Data are plotted as box-and-whiskers plots implemented in Seaborn (https://pypi.org/project/seaborn/0.12.1/ accessed on 19 October 2022) package (version 0.11.2). The boxes extend from the lower to upper quartile values of the data, and the line represents the median, whiskers represent the full data range (Figure 1, Figure 2 and Figure 4). Alternatively, mean values with whiskers covering standard deviation (Figure 3) were plotted. The Scikit-post-hoc Python package (https://pypi.org/project/scikit-posthocs/0.7.0/ accessed on 10 May 2022, version 0.7.0) was used for Kruskal–Wallis tests followed by multiple pairwise post-hoc Conover’s tests, with p values corrected by the step-down method using Sidak adjustments.
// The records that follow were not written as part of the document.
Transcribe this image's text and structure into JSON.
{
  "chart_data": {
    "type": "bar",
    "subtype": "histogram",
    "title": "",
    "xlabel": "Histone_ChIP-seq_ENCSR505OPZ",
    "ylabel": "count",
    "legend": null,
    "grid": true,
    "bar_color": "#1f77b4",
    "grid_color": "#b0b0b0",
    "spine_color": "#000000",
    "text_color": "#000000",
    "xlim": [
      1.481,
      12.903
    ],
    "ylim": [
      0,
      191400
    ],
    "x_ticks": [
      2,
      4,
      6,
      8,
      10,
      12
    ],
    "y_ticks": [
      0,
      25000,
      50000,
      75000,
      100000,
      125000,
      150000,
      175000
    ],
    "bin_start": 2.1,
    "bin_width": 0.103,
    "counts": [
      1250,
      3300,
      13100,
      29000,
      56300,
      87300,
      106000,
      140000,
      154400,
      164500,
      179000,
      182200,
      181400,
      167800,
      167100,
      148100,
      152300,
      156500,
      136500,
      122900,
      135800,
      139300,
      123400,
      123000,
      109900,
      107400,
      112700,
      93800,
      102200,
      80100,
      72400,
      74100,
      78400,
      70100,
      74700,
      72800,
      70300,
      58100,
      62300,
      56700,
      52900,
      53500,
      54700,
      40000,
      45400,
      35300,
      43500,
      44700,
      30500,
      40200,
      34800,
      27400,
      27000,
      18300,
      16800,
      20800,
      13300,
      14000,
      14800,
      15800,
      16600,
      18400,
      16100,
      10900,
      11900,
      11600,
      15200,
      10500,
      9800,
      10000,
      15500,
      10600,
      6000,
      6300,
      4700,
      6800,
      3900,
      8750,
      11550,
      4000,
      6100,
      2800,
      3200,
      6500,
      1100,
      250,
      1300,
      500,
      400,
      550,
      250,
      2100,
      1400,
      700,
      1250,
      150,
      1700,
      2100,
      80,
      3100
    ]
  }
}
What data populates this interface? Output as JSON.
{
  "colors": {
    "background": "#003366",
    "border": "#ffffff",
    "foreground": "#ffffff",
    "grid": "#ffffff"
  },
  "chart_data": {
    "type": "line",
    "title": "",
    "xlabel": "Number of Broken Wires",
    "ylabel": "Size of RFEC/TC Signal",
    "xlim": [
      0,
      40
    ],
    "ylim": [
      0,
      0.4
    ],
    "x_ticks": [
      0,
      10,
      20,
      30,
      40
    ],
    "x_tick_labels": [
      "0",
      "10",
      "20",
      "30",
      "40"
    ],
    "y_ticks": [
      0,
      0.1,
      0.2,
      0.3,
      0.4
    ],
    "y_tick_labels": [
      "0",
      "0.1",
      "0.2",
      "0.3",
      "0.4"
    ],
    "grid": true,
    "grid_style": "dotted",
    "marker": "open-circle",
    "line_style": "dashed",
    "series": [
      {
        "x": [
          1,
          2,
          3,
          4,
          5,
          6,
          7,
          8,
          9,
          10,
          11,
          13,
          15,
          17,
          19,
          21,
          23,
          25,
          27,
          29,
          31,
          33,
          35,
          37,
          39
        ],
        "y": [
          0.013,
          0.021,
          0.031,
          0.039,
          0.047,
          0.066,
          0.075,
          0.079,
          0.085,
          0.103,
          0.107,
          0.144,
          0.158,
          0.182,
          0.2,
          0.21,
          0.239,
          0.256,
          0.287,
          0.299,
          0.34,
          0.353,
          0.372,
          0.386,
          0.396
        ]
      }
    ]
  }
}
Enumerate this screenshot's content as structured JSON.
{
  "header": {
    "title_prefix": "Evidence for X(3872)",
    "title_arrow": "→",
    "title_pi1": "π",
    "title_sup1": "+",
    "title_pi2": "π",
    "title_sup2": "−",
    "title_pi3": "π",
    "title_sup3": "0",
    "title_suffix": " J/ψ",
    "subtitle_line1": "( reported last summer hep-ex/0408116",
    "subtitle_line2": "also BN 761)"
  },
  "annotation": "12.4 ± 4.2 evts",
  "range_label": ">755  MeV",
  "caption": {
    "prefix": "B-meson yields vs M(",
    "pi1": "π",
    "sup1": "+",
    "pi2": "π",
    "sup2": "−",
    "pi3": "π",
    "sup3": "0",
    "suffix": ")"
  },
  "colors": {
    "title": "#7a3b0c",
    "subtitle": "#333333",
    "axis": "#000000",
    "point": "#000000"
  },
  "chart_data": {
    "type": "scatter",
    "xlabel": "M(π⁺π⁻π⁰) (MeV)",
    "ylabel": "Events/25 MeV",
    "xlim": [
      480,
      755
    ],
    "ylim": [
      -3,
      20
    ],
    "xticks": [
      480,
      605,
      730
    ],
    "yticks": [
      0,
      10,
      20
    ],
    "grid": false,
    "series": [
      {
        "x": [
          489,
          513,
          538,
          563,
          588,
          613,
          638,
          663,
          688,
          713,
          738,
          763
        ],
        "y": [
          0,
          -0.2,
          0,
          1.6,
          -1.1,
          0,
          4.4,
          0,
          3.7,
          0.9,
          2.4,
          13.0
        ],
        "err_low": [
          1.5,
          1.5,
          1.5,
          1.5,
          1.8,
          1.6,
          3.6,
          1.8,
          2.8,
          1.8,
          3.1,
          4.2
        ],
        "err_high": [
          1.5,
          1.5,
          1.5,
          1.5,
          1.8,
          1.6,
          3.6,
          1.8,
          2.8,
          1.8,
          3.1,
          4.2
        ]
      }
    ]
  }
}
Sample numbers (N) are reported in the figure legend.

5. Conclusions

The reported dataset contributes to the available data on the characterization of genetic elements for plant engineering. We performed cross-comparison of each transcription unit in two Nicotiana-based systems often used to prototype genetic design for the generation of stable genetically modified plants. The lower variance and higher throughput of plant cell pack assay in a multiwell format may eventually lead to the replacement of the de facto standard leaf agroinfiltration as a method of choice for transient assay. The systematic comparison of the transcription units of various designs in leaf infiltration and plant cell packs assays reported here supports this trend. We believe that the dataset presented here will be useful for the design of highly active constitutively expressed transcription units.